PMA, les mises en garde des psychiatres
La commission spéciale de l’Assemblée nationale sur la bioéthique
recevait des psychiatres, ce jeudi 5 septembre, pour sa dernière audition de la semaine. Les trois spécialistes ont mis en garde les députés sur certains « risques » que présente l’ouverture
de la PMA.
Un vent froid a soufflé, jeudi 5 septembre, lors des travaux de la commission spéciale de l’Assemblée nationale sur la bioéthique. Pour conclure la deuxième semaine d’audition, trois spécialistes de la psychiatrie ont été invités à apporter un éclairage sur les deux sujets qui dominent le projet
de loi : l’ouverture de la PMA et l’accès aux origines. Et c’est, à minima, à une forte mise
en garde que peut se résumer le ton des interventions.
Renforcer l’accompagnement des parents qui font appel à la PMA
Myriam Szejer,
pédopsychiatre et psychanalyste, etCatherine Jousselme, professeur de psychiatrie de l’enfant et de l’adolescent, ont interpellé les députés sur la nécessité de renforcer l’accompagnement des parents
qui font
Myriam Szejer propose la mise en place d’un « entretien pré-conceptionnel » pour tous les couples qui demandent un don. Or tous les centres de PMA ne sont pas
pourvus de spécialistes insistent les professionnelles. Elle émet aussi des réserves sur l’ouverture de la PMA aux femmes seules. « J’en ai rencontré un grand nombre, j’ai repéré une
importante fragilité chez ces femmes », observe-t-elle.
Catherine Jousselme demande elle aussi des « entretiens en amont extrêmement rigoureux. Le législateur doit
prendre ses responsabilités si on fait cela ».
« Un bébé, ce n’est juste ce que l’on veut »
Elle s’inquiète en outre de la possibilité d’autoconservation des ovocytes sans limite d’âge. Imaginer une naissance « à distance, en fonction d’un projet parental, voire de l’entreprise
dans laquelle on travaille, nous paraît dangereux pour l’enfant. Un bébé ce n’est pas juste ce qu’on veut. Programmer les choses à ce point est inquiétant. »
Beaucoup plus critique, le psychiatre et psychanalyste Pierre Lévy-Soussan a dénoncé les effets du recours à la PMA. « Cela complexifie les identifications : des parents n’arrivent pas à
se transformer en parent et les enfants, en enfants ». L’ouverture de la PMA aux couples de femmes va selon lui aboutir à une « discrimination » de l’enfant privé de père. « On
le met dans une scène d’engendrement impossible à penser pour lui. »
Ouvrir la PMA aux femmes seules, c’est aussi exposer l’enfant à des difficultés.

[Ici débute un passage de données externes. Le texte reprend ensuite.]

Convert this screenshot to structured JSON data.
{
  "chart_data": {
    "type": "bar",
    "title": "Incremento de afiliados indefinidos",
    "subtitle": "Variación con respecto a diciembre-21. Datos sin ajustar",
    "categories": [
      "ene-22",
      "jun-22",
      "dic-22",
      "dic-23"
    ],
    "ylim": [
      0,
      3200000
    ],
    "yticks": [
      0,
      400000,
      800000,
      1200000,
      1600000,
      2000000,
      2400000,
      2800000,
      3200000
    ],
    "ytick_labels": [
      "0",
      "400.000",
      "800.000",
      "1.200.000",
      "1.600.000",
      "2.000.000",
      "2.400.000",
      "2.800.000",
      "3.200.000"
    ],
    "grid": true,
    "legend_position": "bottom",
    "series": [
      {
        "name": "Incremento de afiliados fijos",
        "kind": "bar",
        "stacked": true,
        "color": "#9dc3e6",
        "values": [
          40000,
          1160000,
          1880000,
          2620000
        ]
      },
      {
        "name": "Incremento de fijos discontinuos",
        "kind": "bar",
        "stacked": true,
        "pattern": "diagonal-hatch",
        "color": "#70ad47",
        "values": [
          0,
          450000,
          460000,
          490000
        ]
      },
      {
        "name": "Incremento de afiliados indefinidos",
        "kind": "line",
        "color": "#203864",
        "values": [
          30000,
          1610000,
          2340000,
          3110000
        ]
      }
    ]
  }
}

« Accroître les risques dans une société qui veut prévenir tous les risques, ce n’est pas logique », affirme le psychiatre en évoquant la défense des enjeux environnementaux et en
invitant à prendre en compte « l’écologie de l’enfant ».
Aucune étude d’impact
Pierre
Lévy-Sousan souligne que la littérature scientifique sur les foyers homoparentaux a été pendant des années biaisée : « 80 % des études sont militantes », affirme-t-il. Il
déplore également qu’aucune « étude d’impact n’ait été faite sur l’incidence de la PMA sur le plan pédopsychiatrie ».
Des
propos pessimistes contre lesquels ont tenu à se démarquer ses deux collègues, même si Myriam Szejer reconnaît l’absence de recul sur tous ces sujets. « J’ai moi-même vu des enfants nés
des toutes premières GPA, qui ont aujourd’hui 30 ou 40 ans. Et bien ce n’est pas terrible. » La GPA ne figure pas dans le projet de loi ? Une omission « hypocrite », estime la spécialiste
selon qui ce prochain débat « sera la conséquence immédiate » de la loi sur la PMA.
L’effacement du père
Interrogée sur l’idée d’un effacement du père, Myriam Szejer reconnaît qu’on est dans « une société en pleine mutation » et Catherine Jousselme « une
révolution de société », mais l’une comme l’autre se refusent à dramatiser. « Les enfants peuvent grandir dans la vérité de leur histoire » rassure la première.
« Dans les couples homosexuels, quand une femme a une grossesse, l’autre prend la place de tiers séparateur. Freud ne pouvait pas l’imaginer en 1890, mais ces enfants ont accès à un Œdipe. Et dans les couples
d’hommes, il se passe la même chose », observe Catherine Jousselme
Pierre Lévy-Soussan voit quant à lui dans l’effacement « à la fois symbolique
et réel » du père un « problème essentiel ». Avec cette nouvelle loi, la société va dire qu’elle « n’a pas besoin d’un père pour
un enfant. Sur le terrain de la protection de l’enfance, cela aura des conséquences » met-il en garde.